There are no tuning parameters. However, we must use training and validation techniques to understand its predictive ability. When reampling a dataset with many predictors (for example, 100 samples and 75 predictors), be mindful that resampling may not be able to find a unique set of regression coefficients if the resampling scheme only uses ~2/3 of the data.

Drawbacks:

• Does not work when the number of predictors is greater than the number of samples. If the number of predictors is large, reduce the dimension of the predictor space with techniques such as PCA.
• Not good when a predictor is a linear combination of other predictors. When collinearity exists, then a linear model can still be fit but we lose the ability to meaningfully interpret the coefficients. We can diagnose multicollinearity with the variance inflation factor (VIF).
• Not good for modeling non-linear relationships. Diagnose this with residual plots.
• Not good at handling to outliers, since they have exponentially larger residuals. We can make linear regression more robust by minimizing a metric other than SSE, such as mean absolute error and the Huber function (see below1).

Partial Least Squares and Principal Components Regression

[Note: I wrote a more comprehensive overview of PLS and PCR here.]

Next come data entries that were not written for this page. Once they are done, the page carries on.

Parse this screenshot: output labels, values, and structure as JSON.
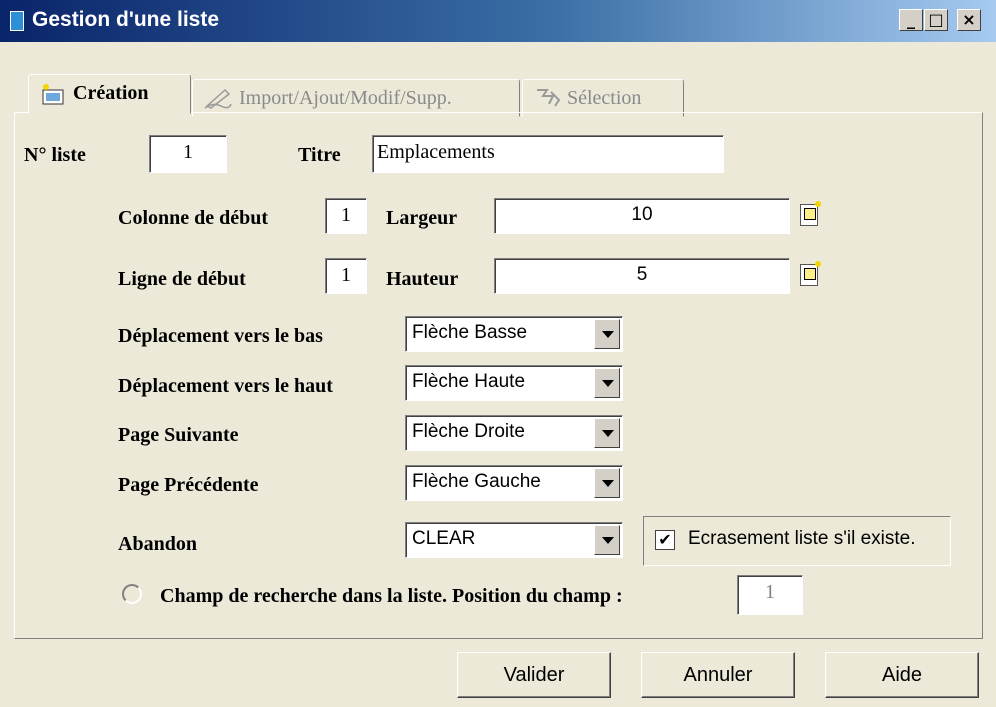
{
  "window": {
    "title": "Gestion d'une liste",
    "controls": {
      "minimize": "_",
      "maximize": "□",
      "close": "×"
    }
  },
  "tabs": [
    {
      "label": "Création",
      "active": true,
      "icon": "creation-icon"
    },
    {
      "label": "Import/Ajout/Modif/Supp.",
      "active": false,
      "icon": "pen-icon"
    },
    {
      "label": "Sélection",
      "active": false,
      "icon": "selection-icon"
    }
  ],
  "form": {
    "list_no_label": "N° liste",
    "list_no_value": "1",
    "title_label": "Titre",
    "title_value": "Emplacements",
    "start_col_label": "Colonne de début",
    "start_col_value": "1",
    "width_label": "Largeur",
    "width_value": "10",
    "start_row_label": "Ligne de début",
    "start_row_value": "1",
    "height_label": "Hauteur",
    "height_value": "5",
    "move_down_label": "Déplacement vers le bas",
    "move_down_value": "Flèche Basse",
    "move_up_label": "Déplacement vers le haut",
    "move_up_value": "Flèche Haute",
    "next_page_label": "Page Suivante",
    "next_page_value": "Flèche Droite",
    "prev_page_label": "Page Précédente",
    "prev_page_value": "Flèche Gauche",
    "abandon_label": "Abandon",
    "abandon_value": "CLEAR",
    "overwrite_label": "Ecrasement liste s'il existe.",
    "overwrite_checked": true,
    "search_label": "Champ de recherche dans la liste. Position du champ :",
    "search_position_value": "1"
  },
  "buttons": {
    "validate": "Valider",
    "cancel": "Annuler",
    "help": "Aide"
  }
}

Partial Least Squares (PLS) finds linear combinations of the variables chosen to maximally summarize their covariance with the response. PLS is a supervised dimension reduction procedure that should be used when there are correlated predictors and a linear regression-type solution is desired.

Principal Components Regression (PCR) finds linear combinations of the variables to maximally summarize their variance without any regard to the response. However, if the variability of the predictors is not related to the variability of th eresponse, then PCR can have difficulty identifying a predictive relationship when one might actually exist.

In practice, PLS and PCR have similar predictive ability. The number of components needed in PLS is always less than or equal to that of PCA to achieve the same predictive power.

Good to know:

• It’s important to pre-process the data by centering and scaling to enure that variation in each variable is treated equally.
• “Variable importance in the projection” (VIP) can be assessed by the size of the normalized weight and amount of variation in the response that is explained by the component. In other words, the importance of the $j$th predictor is given by a fraction where:
• the numerator is a weighted sum of the normalized weights corresponding to the $j$th predictor. The $j$th normalized weight of the $k$th component, $w_{kj}$, is scaled by the amount of variation in the response explained by the $k$th component.
• the denominator is the total amount of response variation explained by all $k$ components.
• the rule of thumb is that values over 1 have important predictive power.

There have been many advances in computational time and dealing with nonlinear predictor spaces. PLS and PCR require significant effort to model nonlinear relationships, especially when the number of predictors is large. For cases where non-linear modeling is important, other techniques that can more naturally identify nonlinear structures are recommended over PLS and PCR.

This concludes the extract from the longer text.